I’ve been putting this one off for a while, but it’s time you youngsters learned about this lovely little device. It’s the latest in Nokia’s E series of smartphones, and as you will learn by clicking above and/or below, it’s a bit of a conundrum. By the way, that part of the video review is supposed to be boring.
First, the good news.
The Good News
This phone is a magnificent piece of work. Everything about it screams “quality” from the texture of the keys to the styling and heft. Everyone I saw, be they users of iPhones, BlackBerries, flip phones or what have you, everyone thought it was a beautiful piece of hardware. It’s well constructed, uses a fair amount of real metal, and has a weightiness to it that seems out of keeping with its slight frame. And it is slight: it’s nearly as thin as my old Samsung Trace, and it’s narrower than a BlackBerry.
So with limited space, you’d think there would be compromises. If there are, I didn’t notice them — at least after a little use. If I’m honest, the keyboard could be a little larger, but it didn’t affect my typing once I figured out the layout. Trouble is, there isn’t a staggered layout like a regular QWERTY: Z is directly below A, which is annoying until you get used to it. Also, the modifier keys are small and right next to each other, so you may find yourself typing a capital letter instead of a number every once in a while. Still, I’m being more hard on it than it deserves. It feels great, and I know I could get even more words per minute out of it if I tried a little harder (we bloggers are a lazy lot). Locking and unlocking the phone was a little more trouble than I’d like, but it was nice having a main button for all major actions — the top button allows you to change modes, turn it off or on, hit up airplane mode, lock the keypad and more.
The screen is very sharp and fairly bright, and does that thing where you can see it in the sunlight, but it looks kind of weird. I’m not winning any prizes for eloquence there, but you know what I mean. It works. The graphics were occasionally not up to the screen’s capabilities; the 3.5G indicator especially was a bit fuzzy, and I learned to recognize it by its indistinctness.
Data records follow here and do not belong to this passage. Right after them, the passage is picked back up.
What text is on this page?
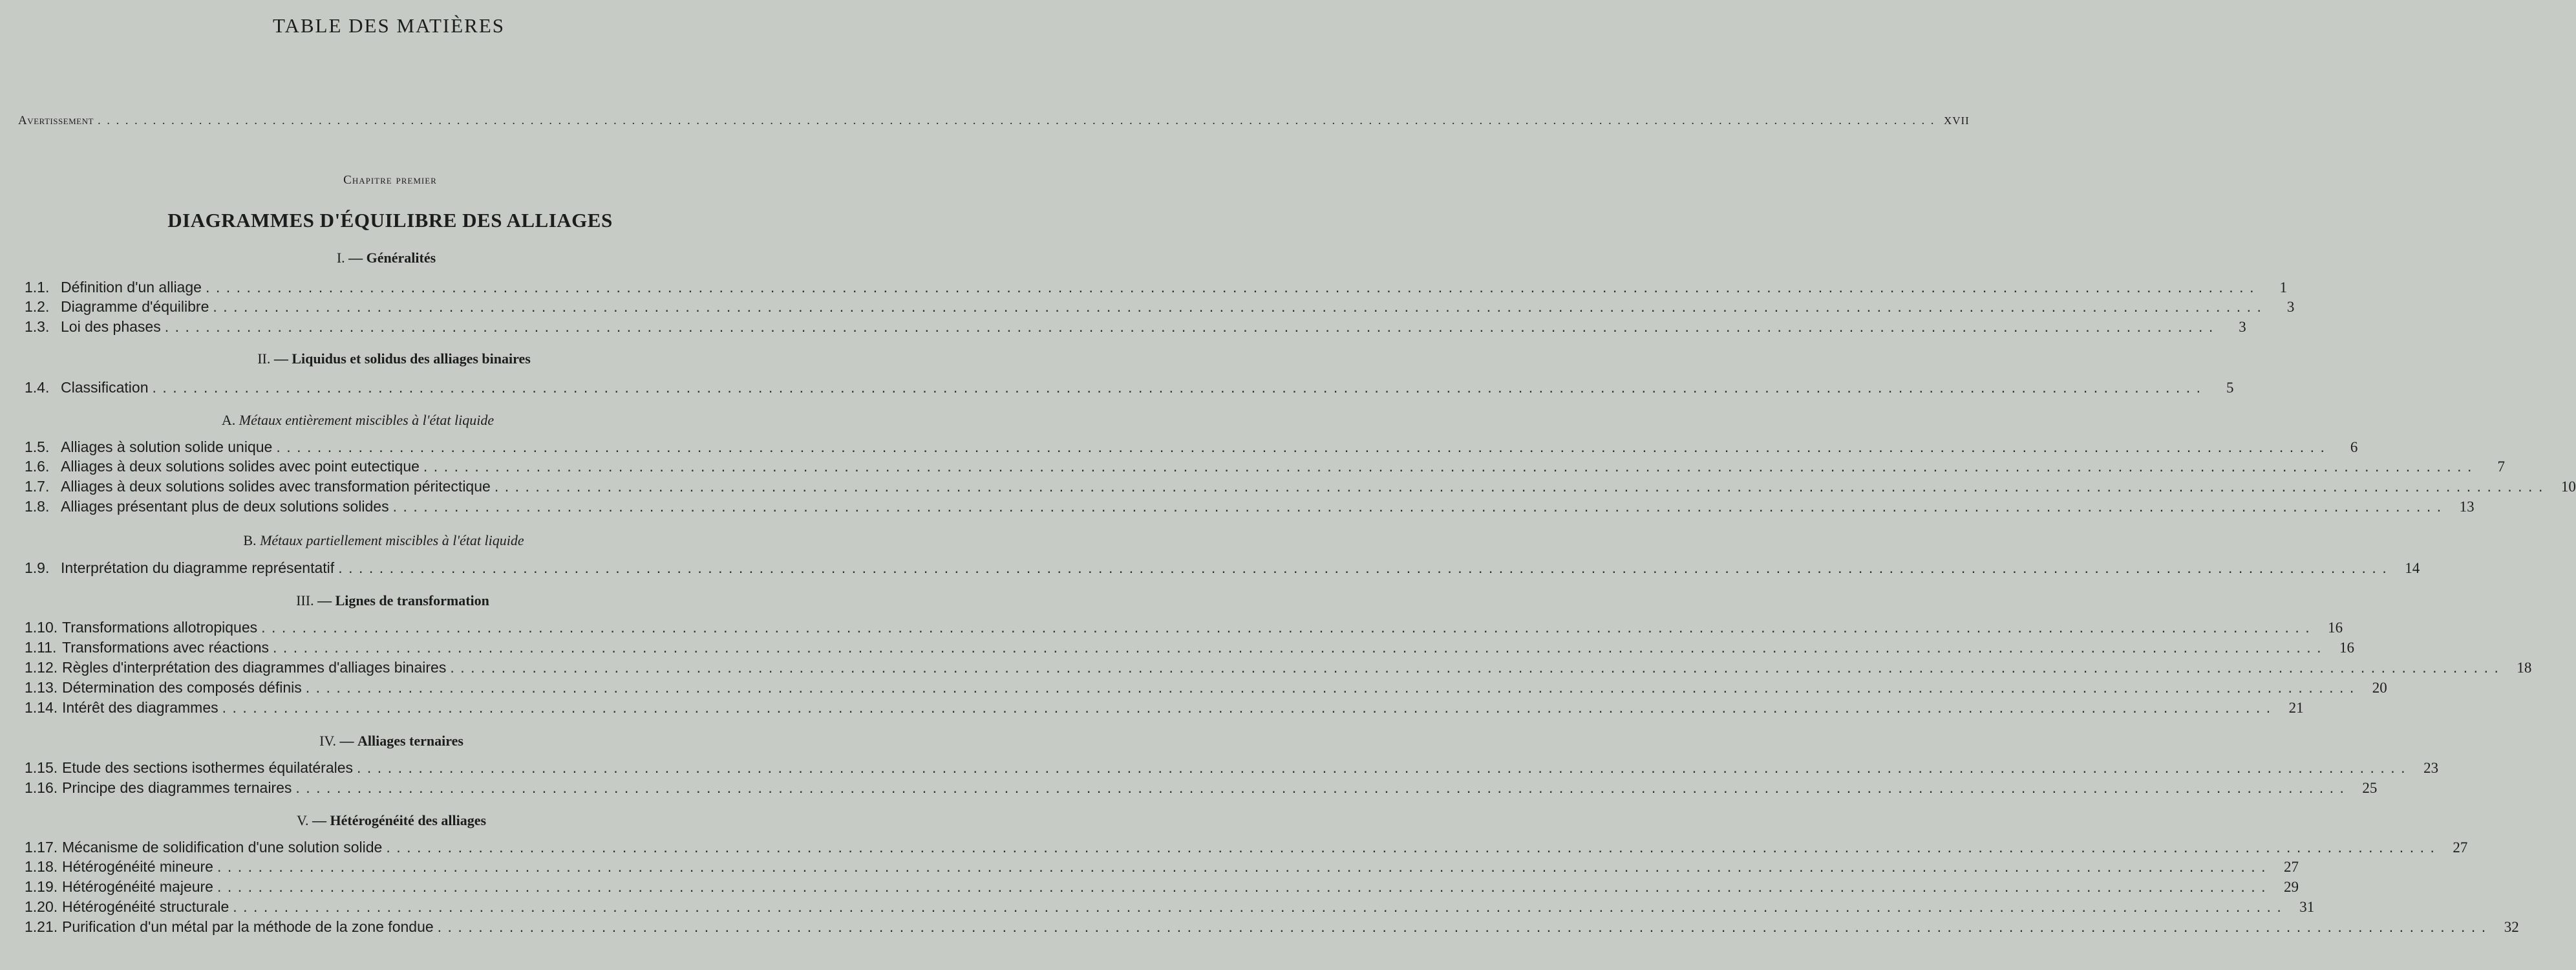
TABLE DES MATIÈRES
Avertissement ........................................................................................................................................................................................................ XVII
Chapitre premier
DIAGRAMMES D'ÉQUILIBRE DES ALLIAGES
I. — Généralités
1.1. Définition d'un alliage ........................................................................................................................................................................................................	1
1.2. Diagramme d'équilibre ........................................................................................................................................................................................................	3
1.3. Loi des phases ........................................................................................................................................................................................................	3
II. — Liquidus et solidus des alliages binaires
1.4. Classification ........................................................................................................................................................................................................	5
A. Métaux entièrement miscibles à l'état liquide
1.5. Alliages à solution solide unique ........................................................................................................................................................................................................	6
1.6. Alliages à deux solutions solides avec point eutectique ........................................................................................................................................................................................................	7
1.7. Alliages à deux solutions solides avec transformation péritectique ........................................................................................................................................................................................................ 10
1.8. Alliages présentant plus de deux solutions solides ........................................................................................................................................................................................................ 13
B. Métaux partiellement miscibles à l'état liquide
1.9. Interprétation du diagramme représentatif ........................................................................................................................................................................................................ 14
III. — Lignes de transformation
1.10. Transformations allotropiques ........................................................................................................................................................................................................ 16
1.11. Transformations avec réactions ........................................................................................................................................................................................................ 16
1.12. Règles d'interprétation des diagrammes d'alliages binaires ........................................................................................................................................................................................................ 18
1.13. Détermination des composés définis ........................................................................................................................................................................................................ 20
1.14. Intérêt des diagrammes ........................................................................................................................................................................................................ 21
IV. — Alliages ternaires
1.15. Etude des sections isothermes équilatérales ........................................................................................................................................................................................................ 23
1.16. Principe des diagrammes ternaires ........................................................................................................................................................................................................ 25
V. — Hétérogénéité des alliages
1.17. Mécanisme de solidification d'une solution solide ........................................................................................................................................................................................................ 27
1.18. Hétérogénéité mineure ........................................................................................................................................................................................................ 27
1.19. Hétérogénéité majeure ........................................................................................................................................................................................................ 29
1.20. Hétérogénéité structurale ........................................................................................................................................................................................................ 31
1.21. Purification d'un métal par la méthode de la zone fondue ........................................................................................................................................................................................................ 32
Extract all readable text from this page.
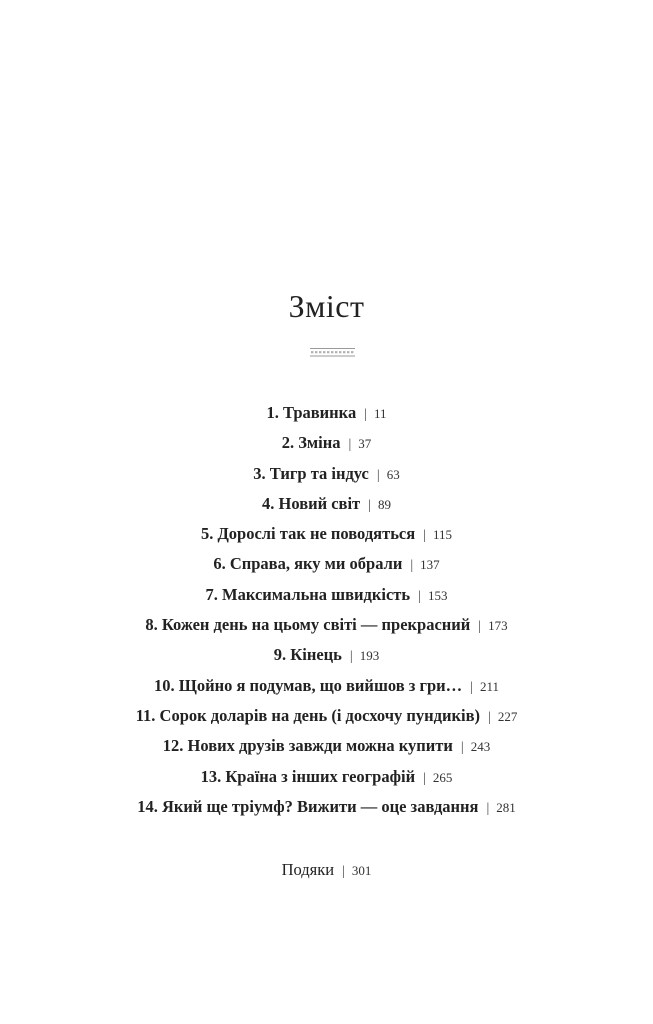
Зміст
1. Травинка | 11
2. Зміна | 37
3. Тигр та індус | 63
4. Новий світ | 89
5. Дорослі так не поводяться | 115
6. Справа, яку ми обрали | 137
7. Максимальна швидкість | 153
8. Кожен день на цьому світі — прекрасний | 173
9. Кінець | 193
10. Щойно я подумав, що вийшов з гри… | 211
11. Сорок доларів на день (і досхочу пундиків) | 227
12. Нових друзів завжди можна купити | 243
13. Країна з інших географій | 265
14. Який ще тріумф? Вижити — оце завдання | 281
Подяки | 301
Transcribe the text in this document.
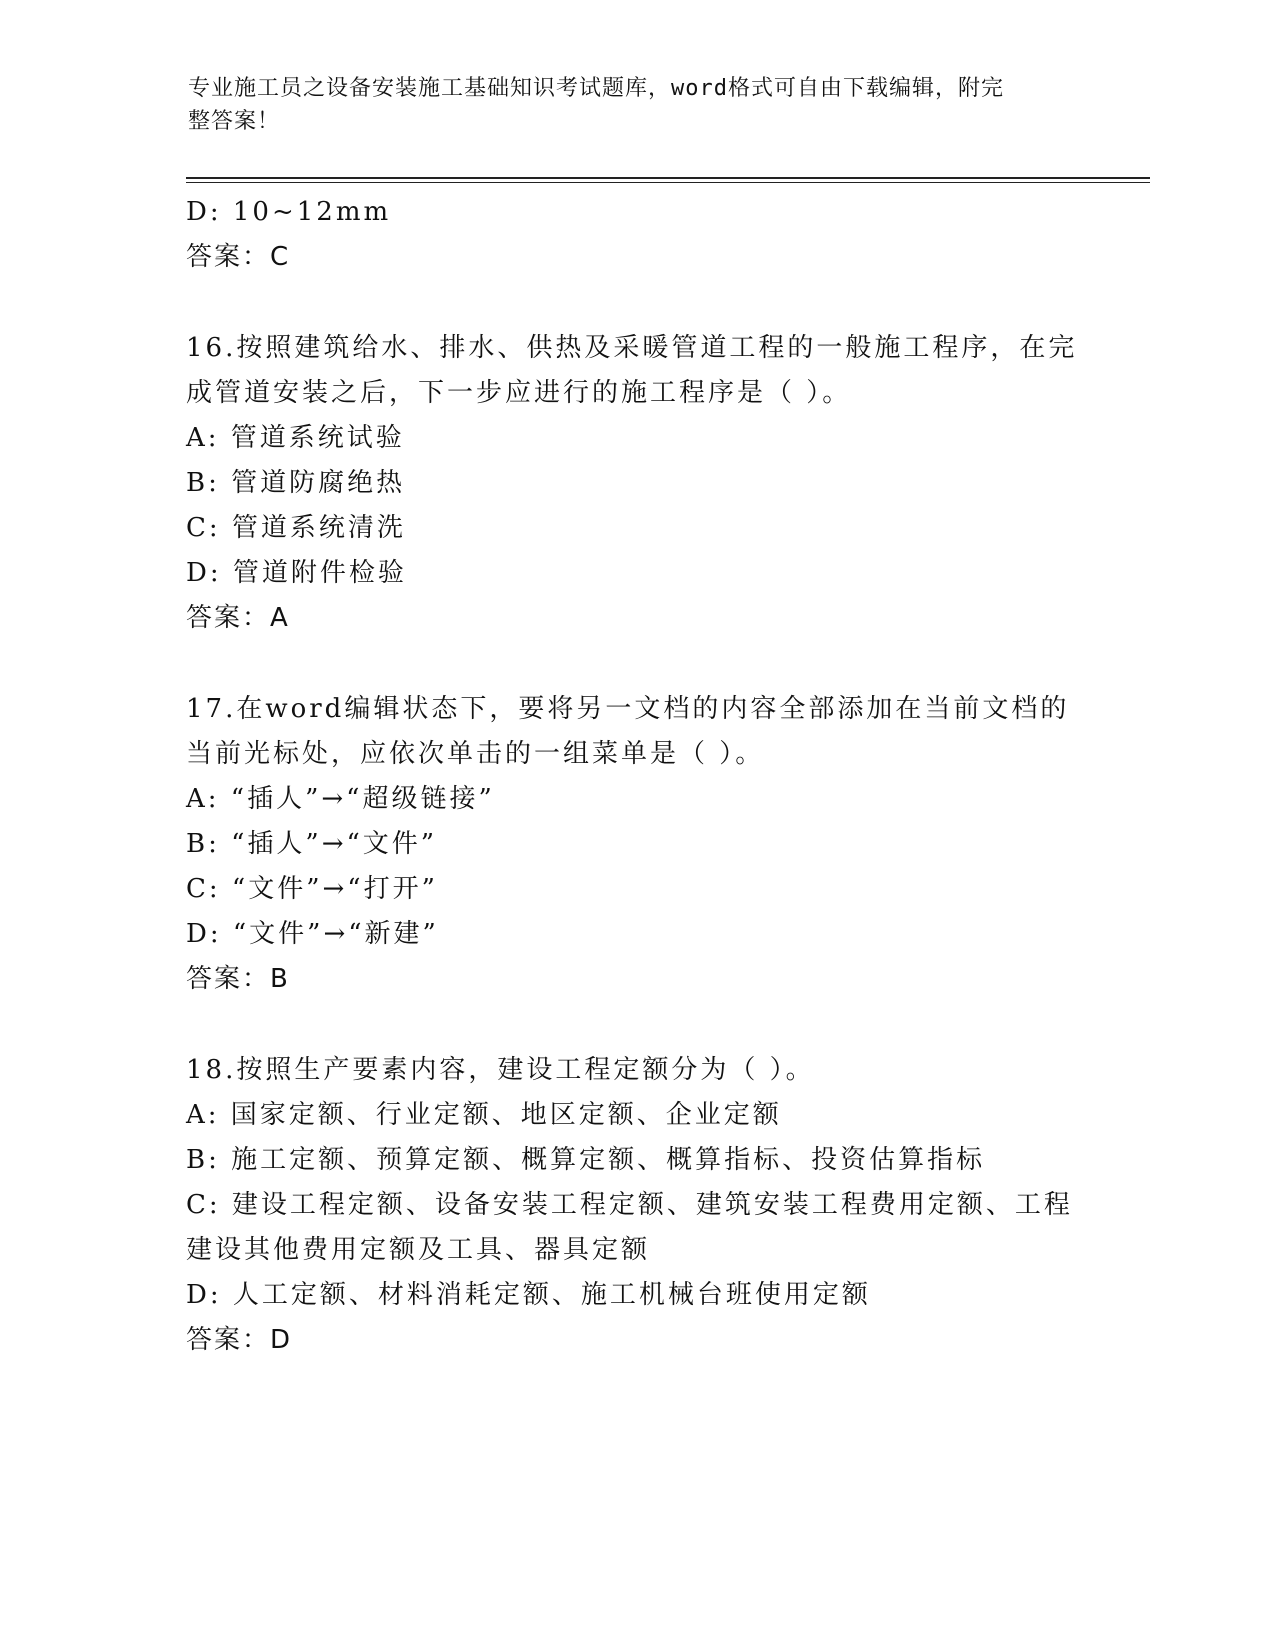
专业施工员之设备安装施工基础知识考试题库，word格式可自由下载编辑，附完
整答案！
D: 10~12mm
答案：C
16.按照建筑给水、排水、供热及采暖管道工程的一般施工程序，在完
成管道安装之后，下一步应进行的施工程序是（ ）。
A: 管道系统试验
B: 管道防腐绝热
C: 管道系统清洗
D: 管道附件检验
答案：A
17.在word编辑状态下，要将另一文档的内容全部添加在当前文档的
当前光标处，应依次单击的一组菜单是（ ）。
A: “插人”→“超级链接”
B: “插人”→“文件”
C: “文件”→“打开”
D: “文件”→“新建”
答案：B
18.按照生产要素内容，建设工程定额分为（ ）。
A: 国家定额、行业定额、地区定额、企业定额
B: 施工定额、预算定额、概算定额、概算指标、投资估算指标
C: 建设工程定额、设备安装工程定额、建筑安装工程费用定额、工程
建设其他费用定额及工具、器具定额
D: 人工定额、材料消耗定额、施工机械台班使用定额
答案：D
Basically, all the hardware and industrial design aspects of this phone are outstanding.
So much for the good news.
The Other News
Is it bad news if the phone is too good for its OS? It is if that’s the only OS you can use on it. Let’s be real here: Symbian is the old guard. It’s been retrofitted and retrofitted and retrofitted, and now the capabilities of phones are just beyond what can be made convenient in S60. Support is there, certainly, for every function of the E71, but it’s not elegant and it’s certainly not fun. The list of things this phone can do is like a page long, but each thing has its own page-long description of how to get to it, configure it, and so on.
I’m getting off track and criticizing S60 here, but this phone deserves more! Switching modes is supposed to counterbalance the fact that you can’t fit everything you want to do on one home screen. But that’s basically admitting that this is too much phone for this OS.
One more thing: messaging. Setting up e-mail was a breeze in the built-in e-mail app, but oh my god is it slow. Even in 3.5G zones it would take ages — ages! — just to open messaging, go to my inbox, and open a single short message. Configuring it to take advantage of different wi-fi spots was annoying; you don’t want it to ask every time, of course, but you also don’t want it to just fail when the default isn’t available. A popular replacement app, Seven, worked all right but is still not reliable enough to use full-time, and having it on true push tends to kill the battery due to how long the thing wants to take to check a message.
Other things worked great: GPS worked like a charm most of the time, although I’d recommend Google Maps over the built-in maps program (which is passable). The browser is old school but actually was pretty quick. Browsing was easy, relatively fast, and downloads are blazing when you have good coverage. Installing apps is easier than finding them, especially when the E71 isn’t totally supported yet by many developers, but I found plenty of good stuff. Tethering was easy and browsing via the phone was pretty fast — way faster than checking e-mail.
So what’s the bottom line?
I think I can pretty easily recommend this phone to anyone who uses Symbian. It’s certainly the loveliest phone out there running S60 and a worthwhile upgrade from the earlier entries in the E-series. Trouble is, it’s difficult to find. I think AT&T might be picking it up, but it’s still going to be expensive as hell. So if you’re looking to invest in one last Symbian phone before moving on to the next big thing, this is really your best option.